This chapter considers the use of complexity theory in the social science in the last 25 years. The growing application of complexity theory in the social sciences followed the adaption of ideas from complexity science into the natural sciences. The method of Dynamic Pattern Synthesis (DPS) as proposed, developed and demonstrated in this book has its roots in two theoretical and methodological approaches to social science: complexity theory and critical realism. The growing recognition that complexity theory has implications for social science is changing the approach to the research methods used by social scientists (Byrne & Callaghan, 2014; Castellani & Hafferty, 2009). Social researchers informed by complexity theory see the need for methods that can take account of the strong interactions between people in social systems and that the way these interactions occur leads to indeterminate and difficult to forecast outcomes.
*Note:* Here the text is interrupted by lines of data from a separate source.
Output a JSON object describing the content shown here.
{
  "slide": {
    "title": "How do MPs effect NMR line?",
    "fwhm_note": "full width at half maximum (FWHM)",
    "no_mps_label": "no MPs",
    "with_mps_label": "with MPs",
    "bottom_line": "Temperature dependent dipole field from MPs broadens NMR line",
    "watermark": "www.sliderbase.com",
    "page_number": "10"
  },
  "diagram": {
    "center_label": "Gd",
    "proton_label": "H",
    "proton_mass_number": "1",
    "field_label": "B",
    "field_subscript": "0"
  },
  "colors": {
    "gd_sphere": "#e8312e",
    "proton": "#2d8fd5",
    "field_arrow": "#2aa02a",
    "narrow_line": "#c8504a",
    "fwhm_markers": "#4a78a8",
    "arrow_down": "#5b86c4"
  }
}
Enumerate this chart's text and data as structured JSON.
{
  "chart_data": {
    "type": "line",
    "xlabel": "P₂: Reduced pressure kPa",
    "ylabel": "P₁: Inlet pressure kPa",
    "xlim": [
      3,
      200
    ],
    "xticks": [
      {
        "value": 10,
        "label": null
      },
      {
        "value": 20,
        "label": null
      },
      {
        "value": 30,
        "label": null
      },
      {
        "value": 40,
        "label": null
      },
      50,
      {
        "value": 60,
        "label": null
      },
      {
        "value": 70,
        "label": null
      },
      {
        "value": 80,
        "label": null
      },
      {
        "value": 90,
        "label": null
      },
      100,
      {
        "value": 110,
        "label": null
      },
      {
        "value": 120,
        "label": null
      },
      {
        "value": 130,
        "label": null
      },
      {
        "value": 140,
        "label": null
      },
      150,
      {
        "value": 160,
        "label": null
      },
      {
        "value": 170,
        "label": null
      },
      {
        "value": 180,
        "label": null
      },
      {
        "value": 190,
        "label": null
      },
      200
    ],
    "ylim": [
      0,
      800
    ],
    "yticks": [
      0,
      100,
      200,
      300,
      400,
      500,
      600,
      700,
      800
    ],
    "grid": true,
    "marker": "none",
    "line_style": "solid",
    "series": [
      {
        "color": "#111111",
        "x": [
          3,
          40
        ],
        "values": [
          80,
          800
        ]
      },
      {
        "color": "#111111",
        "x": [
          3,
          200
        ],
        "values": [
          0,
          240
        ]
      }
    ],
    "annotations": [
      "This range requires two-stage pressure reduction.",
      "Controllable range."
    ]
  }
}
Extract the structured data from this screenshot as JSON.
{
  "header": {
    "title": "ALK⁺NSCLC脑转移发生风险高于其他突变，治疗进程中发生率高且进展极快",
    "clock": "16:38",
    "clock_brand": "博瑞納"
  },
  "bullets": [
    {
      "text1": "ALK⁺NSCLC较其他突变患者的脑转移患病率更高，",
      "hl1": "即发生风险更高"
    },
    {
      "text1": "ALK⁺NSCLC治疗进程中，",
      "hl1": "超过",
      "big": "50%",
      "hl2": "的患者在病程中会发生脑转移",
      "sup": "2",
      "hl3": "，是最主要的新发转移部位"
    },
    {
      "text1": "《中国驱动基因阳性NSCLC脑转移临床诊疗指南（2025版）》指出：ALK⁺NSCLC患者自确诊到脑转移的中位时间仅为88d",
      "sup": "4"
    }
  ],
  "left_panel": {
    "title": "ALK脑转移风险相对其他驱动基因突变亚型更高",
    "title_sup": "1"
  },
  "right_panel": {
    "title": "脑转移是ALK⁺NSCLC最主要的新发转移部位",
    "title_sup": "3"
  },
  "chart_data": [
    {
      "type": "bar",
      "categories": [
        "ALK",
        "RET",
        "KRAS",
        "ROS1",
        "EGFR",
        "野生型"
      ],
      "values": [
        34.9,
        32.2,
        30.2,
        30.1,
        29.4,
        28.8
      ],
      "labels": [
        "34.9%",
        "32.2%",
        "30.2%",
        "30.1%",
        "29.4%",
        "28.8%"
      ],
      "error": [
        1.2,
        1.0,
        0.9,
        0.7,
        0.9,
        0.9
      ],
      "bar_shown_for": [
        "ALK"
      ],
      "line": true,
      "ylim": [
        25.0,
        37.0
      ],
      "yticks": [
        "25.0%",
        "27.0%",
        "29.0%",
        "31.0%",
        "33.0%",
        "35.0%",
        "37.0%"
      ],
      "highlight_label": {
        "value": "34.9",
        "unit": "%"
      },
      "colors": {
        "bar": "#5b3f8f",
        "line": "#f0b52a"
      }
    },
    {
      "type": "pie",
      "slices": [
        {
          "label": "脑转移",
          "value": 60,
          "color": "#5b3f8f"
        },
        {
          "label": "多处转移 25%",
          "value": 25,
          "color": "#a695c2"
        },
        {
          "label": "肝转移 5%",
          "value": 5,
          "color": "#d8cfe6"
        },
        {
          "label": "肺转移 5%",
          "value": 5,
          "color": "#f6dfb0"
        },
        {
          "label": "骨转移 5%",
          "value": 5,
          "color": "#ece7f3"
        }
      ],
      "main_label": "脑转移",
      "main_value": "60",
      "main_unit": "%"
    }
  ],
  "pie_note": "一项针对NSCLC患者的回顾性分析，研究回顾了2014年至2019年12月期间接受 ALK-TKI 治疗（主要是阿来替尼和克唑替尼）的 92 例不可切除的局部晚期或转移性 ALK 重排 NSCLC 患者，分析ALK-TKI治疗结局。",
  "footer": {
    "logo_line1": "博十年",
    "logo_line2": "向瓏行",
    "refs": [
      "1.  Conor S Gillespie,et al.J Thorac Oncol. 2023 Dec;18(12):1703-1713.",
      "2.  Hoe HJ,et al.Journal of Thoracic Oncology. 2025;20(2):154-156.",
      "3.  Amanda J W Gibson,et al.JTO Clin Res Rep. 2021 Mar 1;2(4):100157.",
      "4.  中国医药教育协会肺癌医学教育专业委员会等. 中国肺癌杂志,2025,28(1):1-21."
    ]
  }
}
Rather than looking for fixed causal laws, researchers turn their attention to less stable patterns of association that might suggest temporal causal patterns, these being patterns that change over time and can even reverse in their interactive effect in future relationships. Kauffman (1995, p. 15), a seminal figure in complexity science, notes that all of life ‘unrolls in an unending procession of change’. It is this constant change that feeds the need for research to understand dynamics. This chapter will explore the theory of complexity theory and consider how it is influencing social science methodology and its connections with the domain of critical realism and the mixed methods that result. As Byrne and Callaghan (2014, p. 8) remarked in their seminal review of the influence of complexity science on the social sciences

In the 1960s, an American meteorologist, Lorenz, was programming a mainframe computer to model the weather when he noticed that a small mistake in an input led to very large results in the model output. This was heralded as the discovery that small changes in initial conditions could have exponential results. It has since been referred to as the ‘butterfly effect’, given the conclusion that a butterfly flap-ping its wings in Brazil might cause a hurricane in Texas. More fundamentally it raised significant challenges for Lorenz in terms of the theoretical possibility of building a computer program that could really model a large-scale weather system based on local data inputs. Many scientists came to know this phenomenon as ‘chaos’ (Gelick, 1988).

Change becomes episodic (Boulton, et al., 2015) rather than chaotic. Systems might periodically get into situations that put them on the ‘edge of chaos’ and more likely to experience substantial change, but such a system state is not permanent. This mix of order and disorder is what we have come to know as complexity, rather than chaos.

Perhaps the most important scientific finding with respect to the understanding of complexity science rather than chaos was the discovery of emergent order in biochemistry by the Nobel Prize winner Ilya Prigogine. He demonstrated that open physical systems could result in dissipative structures that were dynamic and far from equilibrium. Given that simple scientific rules at a micro and local level could result in innovative and creative structures led Prigogine and others to conclude that a given state of order is not deterministic over time. Knowing things by reducing them to detail and examining their past cannot necessarily guarantee a predictable outcome. The chemical reactions studied by Prigogine and his research team showed that simple rules and behaviours led to the emergence of complex patterns rather than simple predictable outcomes.

This dynamic change also takes place at a relatively high level in the system, rather than in just micro parts, so that a large number of elements and their interactions are involved. This is the discovery of a creative and dynamic world that is best understood by searching for similar patterns rather than singular causes. At the macro level, Pawson and Tilley (1997, p. 72) state: ‘The balance of mechanisms, contexts and regularities which sustains social order is prone to a perpetual and self-generating reshaping’.

Another seminal moment in the development of complex systems theory was Maturana and Varela’s (1992) proposal of the concept of ‘autopoiesis’. This is a cell or system that can maintain or reproduce itself. It can refer to itself in a social process, it is ‘self-referential’. Luhmann (1995) expanded these concepts in sociology and applied the principles of autopoiesis to social systems. Here was a branch of systems theory that turned its attention to the unity of a case within a system, or a part of a system (or sub system) and its ability to keep itself discrete from external systems and the environment. This allowed one component to be identified as ‘different’ while still operating as part of something else. This leads to an important area of research and scholarship that debates the relative openness or closure of complex systems.